Le déluge de données provenant de ces technologies est analysé et modélisé en temps réel par certains des supercalculateurs les plus puissants au monde.
« À bien des égards, le système d’alerte aux tornades – et tout ce qui y mène – est l’une des réussites les plus incroyables de la science appliquée », a déclaré M. Brooks. « Nous ne manquons pratiquement jamais de tornades violentes maintenant. »
Avant que le Doppler ne soit déployé pour prédire les tornades, le mieux que les autorités pouvaient faire était de s’appuyer sur une forme plus primitive de radar et sur une petite armée d’observateurs météo communiquant par radioamateur.
Les conséquences des avancées technologiques sont claires, selon les chercheurs.
« Les taux de mortalité liés aux tornades ont chuté de la carte », a déclaré M. Strader, le professeur de Villanova.
Les recherches de M. Strader montrent que le nombre de personnes tuées par des tornades aux États-Unis a diminué régulièrement de 1920, alors qu’il y avait 2,3 décès par million d’habitants, à 1990, où il y avait 0,25 décès par million.
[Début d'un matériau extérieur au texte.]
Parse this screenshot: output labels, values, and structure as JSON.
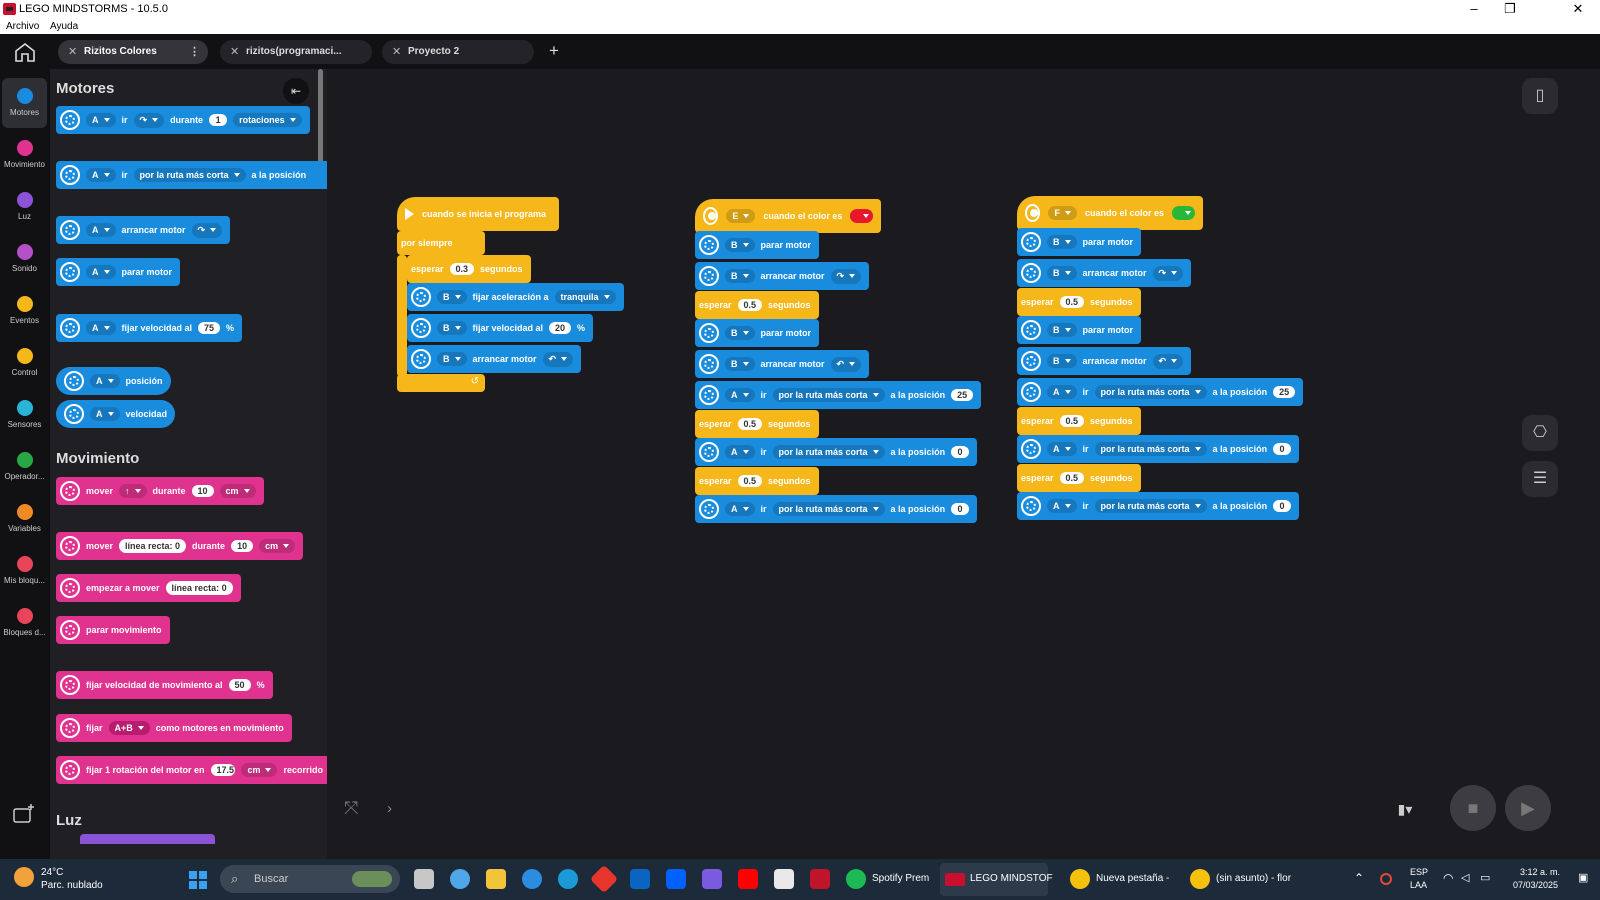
{
  "window": {
    "title": "LEGO MINDSTORMS - 10.5.0",
    "minimize": "–",
    "maximize": "❐",
    "close": "✕"
  },
  "menu": {
    "items": [
      "Archivo",
      "Ayuda"
    ]
  },
  "tabs": [
    {
      "label": "Rizitos Colores",
      "active": true
    },
    {
      "label": "rizitos(programaci..."
    },
    {
      "label": "Proyecto 2"
    }
  ],
  "add_tab": "+",
  "categories": [
    {
      "label": "Motores",
      "color": "#1a8cde"
    },
    {
      "label": "Movimiento",
      "color": "#e0338f"
    },
    {
      "label": "Luz",
      "color": "#8b54d6"
    },
    {
      "label": "Sonido",
      "color": "#b650c8"
    },
    {
      "label": "Eventos",
      "color": "#f5b719"
    },
    {
      "label": "Control",
      "color": "#f5b719"
    },
    {
      "label": "Sensores",
      "color": "#29b6d6"
    },
    {
      "label": "Operador...",
      "color": "#27a844"
    },
    {
      "label": "Variables",
      "color": "#f08a24"
    },
    {
      "label": "Mis bloqu...",
      "color": "#e8445a"
    },
    {
      "label": "Bloques d...",
      "color": "#e8445a"
    }
  ],
  "palette": {
    "motores_title": "Motores",
    "movimiento_title": "Movimiento",
    "luz_title": "Luz",
    "m1": {
      "port": "A",
      "ir": "ir",
      "dir": "↷",
      "durante": "durante",
      "val": "1",
      "unit": "rotaciones"
    },
    "m2": {
      "port": "A",
      "ir": "ir",
      "ruta": "por la ruta más corta",
      "pos": "a la posición"
    },
    "m3": {
      "port": "A",
      "text": "arrancar motor",
      "dir": "↷"
    },
    "m4": {
      "port": "A",
      "text": "parar motor"
    },
    "m5": {
      "port": "A",
      "text": "fijar velocidad al",
      "val": "75",
      "pct": "%"
    },
    "m6": {
      "port": "A",
      "text": "posición"
    },
    "m7": {
      "port": "A",
      "text": "velocidad"
    },
    "v1": {
      "text": "mover",
      "dir": "↑",
      "durante": "durante",
      "val": "10",
      "unit": "cm"
    },
    "v2": {
      "text": "mover",
      "pill": "línea recta: 0",
      "durante": "durante",
      "val": "10",
      "unit": "cm"
    },
    "v3": {
      "text": "empezar a mover",
      "pill": "línea recta: 0"
    },
    "v4": {
      "text": "parar movimiento"
    },
    "v5": {
      "text": "fijar velocidad de movimiento al",
      "val": "50",
      "pct": "%"
    },
    "v6": {
      "text": "fijar",
      "pair": "A+B",
      "rest": "como motores en movimiento"
    },
    "v7": {
      "text": "fijar 1 rotación del motor en",
      "val": "17.5",
      "unit": "cm",
      "rest": "recorrido"
    }
  },
  "program1": {
    "start": "cuando se inicia el programa",
    "forever": "por siempre",
    "wait": "esperar",
    "wait_val": "0.3",
    "seconds": "segundos",
    "b1": {
      "port": "B",
      "text": "fijar aceleración a",
      "opt": "tranquila"
    },
    "b2": {
      "port": "B",
      "text": "fijar velocidad al",
      "val": "20",
      "pct": "%"
    },
    "b3": {
      "port": "B",
      "text": "arrancar motor",
      "dir": "↶"
    },
    "loop": "↺"
  },
  "program2": {
    "hat_port": "E",
    "hat_text": "cuando el color es",
    "hat_color": "#e8172b",
    "stop_port": "B",
    "stop": "parar motor",
    "run_port": "B",
    "run": "arrancar motor",
    "run_dir": "↷",
    "wait": "esperar",
    "wait_val": "0.5",
    "seconds": "segundos",
    "stop2": "parar motor",
    "run2": "arrancar motor",
    "run2_dir": "↶",
    "go_port": "A",
    "go": "ir",
    "ruta": "por la ruta más corta",
    "pos": "a la posición",
    "pos1": "25",
    "wait2": "0.5",
    "pos2": "0",
    "wait3": "0.5",
    "pos3": "0"
  },
  "program3": {
    "hat_port": "F",
    "hat_text": "cuando el color es",
    "hat_color": "#27b83a",
    "stop_port": "B",
    "stop": "parar motor",
    "run_port": "B",
    "run": "arrancar motor",
    "run_dir": "↷",
    "wait": "esperar",
    "wait_val": "0.5",
    "seconds": "segundos",
    "stop2": "parar motor",
    "run2": "arrancar motor",
    "run2_dir": "↶",
    "go_port": "A",
    "go": "ir",
    "ruta": "por la ruta más corta",
    "pos": "a la posición",
    "pos1": "25",
    "wait2": "0.5",
    "pos2": "0",
    "wait3": "0.5",
    "pos3": "0"
  },
  "taskbar": {
    "weather_temp": "24°C",
    "weather_desc": "Parc. nublado",
    "search": "Buscar",
    "spotify": "Spotify Prem",
    "lego": "LEGO MINDSTOF",
    "chrome1": "Nueva pestaña -",
    "chrome2": "(sin asunto) - flor",
    "lang1": "ESP",
    "lang2": "LAA",
    "time": "3:12 a. m.",
    "date": "07/03/2025"
  }
}
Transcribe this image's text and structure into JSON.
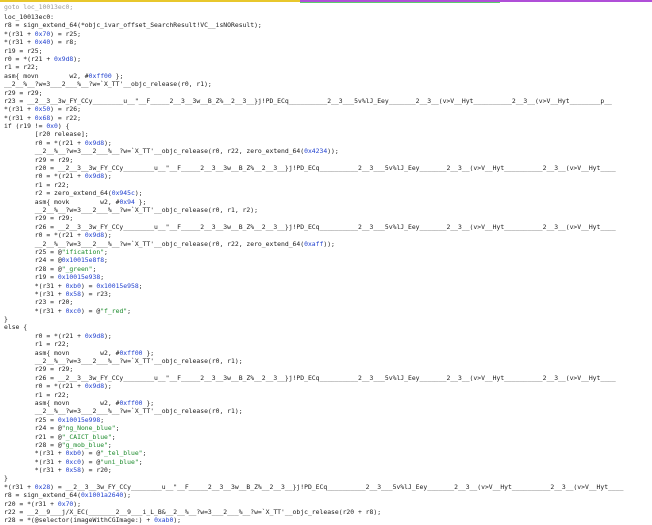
{
  "colors": {
    "text": "#1a1a1a",
    "number": "#1f3fcf",
    "string": "#1a8a2a",
    "accent_bar_yellow": "#e8c72c",
    "accent_bar_purple": "#b04fd8",
    "accent_bar_green": "#5ccf6b"
  },
  "top_label": "goto loc_10013ec0;",
  "lines": [
    [
      {
        "t": "loc_10013ec0:",
        "c": "k"
      }
    ],
    [
      {
        "t": "r8 = sign_extend_64(*objc_ivar_offset_SearchResult!VC__isNOResult);",
        "c": "k"
      }
    ],
    [
      {
        "t": "*(r31 + ",
        "c": "k"
      },
      {
        "t": "0x70",
        "c": "num"
      },
      {
        "t": ") = r25;",
        "c": "k"
      }
    ],
    [
      {
        "t": "*(r31 + ",
        "c": "k"
      },
      {
        "t": "0x40",
        "c": "num"
      },
      {
        "t": ") = r8;",
        "c": "k"
      }
    ],
    [
      {
        "t": "r19 = r25;",
        "c": "k"
      }
    ],
    [
      {
        "t": "r0 = *(r21 + ",
        "c": "k"
      },
      {
        "t": "0x9d8",
        "c": "num"
      },
      {
        "t": ");",
        "c": "k"
      }
    ],
    [
      {
        "t": "r1 = r22;",
        "c": "k"
      }
    ],
    [
      {
        "t": "asm{ movn        w2, #",
        "c": "k"
      },
      {
        "t": "0xff00",
        "c": "num"
      },
      {
        "t": " };",
        "c": "k"
      }
    ],
    [
      {
        "t": "__2__%__?w=3___2___%__?w=`X_TT'__objc_release(r0, r1);",
        "c": "k"
      }
    ],
    [
      {
        "t": "r29 = r29;",
        "c": "k"
      }
    ],
    [
      {
        "t": "r23 = __2__3__3w_FY_CCy________u__\"__F_____2__3__3w__B_Z%__2__3__}j!PD_ECq__________2__3___5v%lJ_Eey_______2__3__(v>V__Hyt__________2__3__(v>V__Hyt________p__",
        "c": "k"
      }
    ],
    [
      {
        "t": "*(r31 + ",
        "c": "k"
      },
      {
        "t": "0x50",
        "c": "num"
      },
      {
        "t": ") = r26;",
        "c": "k"
      }
    ],
    [
      {
        "t": "*(r31 + ",
        "c": "k"
      },
      {
        "t": "0x68",
        "c": "num"
      },
      {
        "t": ") = r22;",
        "c": "k"
      }
    ],
    [
      {
        "t": "if (r19 != ",
        "c": "k"
      },
      {
        "t": "0x0",
        "c": "num"
      },
      {
        "t": ") {",
        "c": "k"
      }
    ],
    [
      {
        "t": "        [r20 release];",
        "c": "k"
      }
    ],
    [
      {
        "t": "        r0 = *(r21 + ",
        "c": "k"
      },
      {
        "t": "0x9d8",
        "c": "num"
      },
      {
        "t": ");",
        "c": "k"
      }
    ],
    [
      {
        "t": "        __2__%__?w=3___2___%__?w=`X_TT'__objc_release(r0, r22, zero_extend_64(",
        "c": "k"
      },
      {
        "t": "0x4234",
        "c": "num"
      },
      {
        "t": "));",
        "c": "k"
      }
    ],
    [
      {
        "t": "        r29 = r29;",
        "c": "k"
      }
    ],
    [
      {
        "t": "        r20 = __2__3__3w_FY_CCy________u__\"__F_____2__3__3w__B_Z%__2__3__}j!PD_ECq__________2__3___5v%lJ_Eey_______2__3__(v>V__Hyt__________2__3__(v>V__Hyt____",
        "c": "k"
      }
    ],
    [
      {
        "t": "        r0 = *(r21 + ",
        "c": "k"
      },
      {
        "t": "0x9d8",
        "c": "num"
      },
      {
        "t": ");",
        "c": "k"
      }
    ],
    [
      {
        "t": "        r1 = r22;",
        "c": "k"
      }
    ],
    [
      {
        "t": "        r2 = zero_extend_64(",
        "c": "k"
      },
      {
        "t": "0x945c",
        "c": "num"
      },
      {
        "t": ");",
        "c": "k"
      }
    ],
    [
      {
        "t": "        asm{ movk        w2, #",
        "c": "k"
      },
      {
        "t": "0x94",
        "c": "num"
      },
      {
        "t": " };",
        "c": "k"
      }
    ],
    [
      {
        "t": "        __2__%__?w=3___2___%__?w=`X_TT'__objc_release(r0, r1, r2);",
        "c": "k"
      }
    ],
    [
      {
        "t": "        r29 = r29;",
        "c": "k"
      }
    ],
    [
      {
        "t": "        r26 = __2__3__3w_FY_CCy________u__\"__F_____2__3__3w__B_Z%__2__3__}j!PD_ECq__________2__3___5v%lJ_Eey_______2__3__(v>V__Hyt__________2__3__(v>V__Hyt____",
        "c": "k"
      }
    ],
    [
      {
        "t": "        r0 = *(r21 + ",
        "c": "k"
      },
      {
        "t": "0x9d8",
        "c": "num"
      },
      {
        "t": ");",
        "c": "k"
      }
    ],
    [
      {
        "t": "        __2__%__?w=3___2___%__?w=`X_TT'__objc_release(r0, r22, zero_extend_64(",
        "c": "k"
      },
      {
        "t": "0xaff",
        "c": "num"
      },
      {
        "t": "));",
        "c": "k"
      }
    ],
    [
      {
        "t": "        r25 = @",
        "c": "k"
      },
      {
        "t": "\"ification\"",
        "c": "str"
      },
      {
        "t": ";",
        "c": "k"
      }
    ],
    [
      {
        "t": "        r24 = @",
        "c": "k"
      },
      {
        "t": "0x10015e8f8",
        "c": "num"
      },
      {
        "t": ";",
        "c": "k"
      }
    ],
    [
      {
        "t": "        r28 = @",
        "c": "k"
      },
      {
        "t": "\"_green\"",
        "c": "str"
      },
      {
        "t": ";",
        "c": "k"
      }
    ],
    [
      {
        "t": "        r19 = ",
        "c": "k"
      },
      {
        "t": "0x10015e938",
        "c": "num"
      },
      {
        "t": ";",
        "c": "k"
      }
    ],
    [
      {
        "t": "        *(r31 + ",
        "c": "k"
      },
      {
        "t": "0xb0",
        "c": "num"
      },
      {
        "t": ") = ",
        "c": "k"
      },
      {
        "t": "0x10015e958",
        "c": "num"
      },
      {
        "t": ";",
        "c": "k"
      }
    ],
    [
      {
        "t": "        *(r31 + ",
        "c": "k"
      },
      {
        "t": "0x58",
        "c": "num"
      },
      {
        "t": ") = r23;",
        "c": "k"
      }
    ],
    [
      {
        "t": "        r23 = r20;",
        "c": "k"
      }
    ],
    [
      {
        "t": "        *(r31 + ",
        "c": "k"
      },
      {
        "t": "0xc0",
        "c": "num"
      },
      {
        "t": ") = @",
        "c": "k"
      },
      {
        "t": "\"f_red\"",
        "c": "str"
      },
      {
        "t": ";",
        "c": "k"
      }
    ],
    [
      {
        "t": "}",
        "c": "k"
      }
    ],
    [
      {
        "t": "else {",
        "c": "k"
      }
    ],
    [
      {
        "t": "        r0 = *(r21 + ",
        "c": "k"
      },
      {
        "t": "0x9d8",
        "c": "num"
      },
      {
        "t": ");",
        "c": "k"
      }
    ],
    [
      {
        "t": "        r1 = r22;",
        "c": "k"
      }
    ],
    [
      {
        "t": "        asm{ movn        w2, #",
        "c": "k"
      },
      {
        "t": "0xff00",
        "c": "num"
      },
      {
        "t": " };",
        "c": "k"
      }
    ],
    [
      {
        "t": "        __2__%__?w=3___2___%__?w=`X_TT'__objc_release(r0, r1);",
        "c": "k"
      }
    ],
    [
      {
        "t": "        r29 = r29;",
        "c": "k"
      }
    ],
    [
      {
        "t": "        r26 = __2__3__3w_FY_CCy________u__\"__F_____2__3__3w__B_Z%__2__3__}j!PD_ECq__________2__3___5v%lJ_Eey_______2__3__(v>V__Hyt__________2__3__(v>V__Hyt____",
        "c": "k"
      }
    ],
    [
      {
        "t": "        r0 = *(r21 + ",
        "c": "k"
      },
      {
        "t": "0x9d8",
        "c": "num"
      },
      {
        "t": ");",
        "c": "k"
      }
    ],
    [
      {
        "t": "        r1 = r22;",
        "c": "k"
      }
    ],
    [
      {
        "t": "        asm{ movn        w2, #",
        "c": "k"
      },
      {
        "t": "0xff00",
        "c": "num"
      },
      {
        "t": " };",
        "c": "k"
      }
    ],
    [
      {
        "t": "        __2__%__?w=3___2___%__?w=`X_TT'__objc_release(r0, r1);",
        "c": "k"
      }
    ],
    [
      {
        "t": "        r25 = ",
        "c": "k"
      },
      {
        "t": "0x10015e998",
        "c": "num"
      },
      {
        "t": ";",
        "c": "k"
      }
    ],
    [
      {
        "t": "        r24 = @",
        "c": "k"
      },
      {
        "t": "\"ng_None_blue\"",
        "c": "str"
      },
      {
        "t": ";",
        "c": "k"
      }
    ],
    [
      {
        "t": "        r21 = @",
        "c": "k"
      },
      {
        "t": "\"_CAICT_blue\"",
        "c": "str"
      },
      {
        "t": ";",
        "c": "k"
      }
    ],
    [
      {
        "t": "        r28 = @",
        "c": "k"
      },
      {
        "t": "\"g_mob_blue\"",
        "c": "str"
      },
      {
        "t": ";",
        "c": "k"
      }
    ],
    [
      {
        "t": "        *(r31 + ",
        "c": "k"
      },
      {
        "t": "0xb0",
        "c": "num"
      },
      {
        "t": ") = @",
        "c": "k"
      },
      {
        "t": "\"_tel_blue\"",
        "c": "str"
      },
      {
        "t": ";",
        "c": "k"
      }
    ],
    [
      {
        "t": "        *(r31 + ",
        "c": "k"
      },
      {
        "t": "0xc0",
        "c": "num"
      },
      {
        "t": ") = @",
        "c": "k"
      },
      {
        "t": "\"uni_blue\"",
        "c": "str"
      },
      {
        "t": ";",
        "c": "k"
      }
    ],
    [
      {
        "t": "        *(r31 + ",
        "c": "k"
      },
      {
        "t": "0x58",
        "c": "num"
      },
      {
        "t": ") = r20;",
        "c": "k"
      }
    ],
    [
      {
        "t": "}",
        "c": "k"
      }
    ],
    [
      {
        "t": "*(r31 + ",
        "c": "k"
      },
      {
        "t": "0x28",
        "c": "num"
      },
      {
        "t": ") = __2__3__3w_FY_CCy________u__\"__F_____2__3__3w__B_Z%__2__3__}j!PD_ECq__________2__3___5v%lJ_Eey_______2__3__(v>V__Hyt__________2__3__(v>V__Hyt____",
        "c": "k"
      }
    ],
    [
      {
        "t": "r8 = sign_extend_64(",
        "c": "k"
      },
      {
        "t": "0x1001a2640",
        "c": "num"
      },
      {
        "t": ");",
        "c": "k"
      }
    ],
    [
      {
        "t": "r20 = *(r31 + ",
        "c": "k"
      },
      {
        "t": "0x70",
        "c": "num"
      },
      {
        "t": ");",
        "c": "k"
      }
    ],
    [
      {
        "t": "r22 = __2__9___j/X_EC(_______2__9___i_L_B&__2__%__?w=3___2___%__?w=`X_TT'__objc_release(r20 + r8);",
        "c": "k"
      }
    ],
    [
      {
        "t": "r28 = *(@selector(imageWithCGImage:) + ",
        "c": "k"
      },
      {
        "t": "0xab0",
        "c": "num"
      },
      {
        "t": ");",
        "c": "k"
      }
    ]
  ]
}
Les experts disent que des vies ont été sauvées non seulement par la technologie qui permet de prédire les tornades, mais aussi par une meilleure éducation et des codes du bâtiment.
À la suite des tornades de la semaine dernière, un certain nombre de scientifiques ont fait des comparaisons avec un événement similaire il y a près d’un siècle pour illustrer comment la prise de conscience d’un danger imminent sauve des vies.
En 1925, alors que le mieux que les autorités pouvaient faire était d’envoyer des avertissements par télégraphe, une tornade a traversé des parties du Missouri, de l’Illinois et de l’Indiana sur environ 220 milles – une distance similaire à la distance parcourue par la plus grande des tornades qui ont frappé vendredi.
La tornade de 1925 a tué près de 700 personnes, environ 10 fois le nombre de morts de la pire catastrophe de vendredi.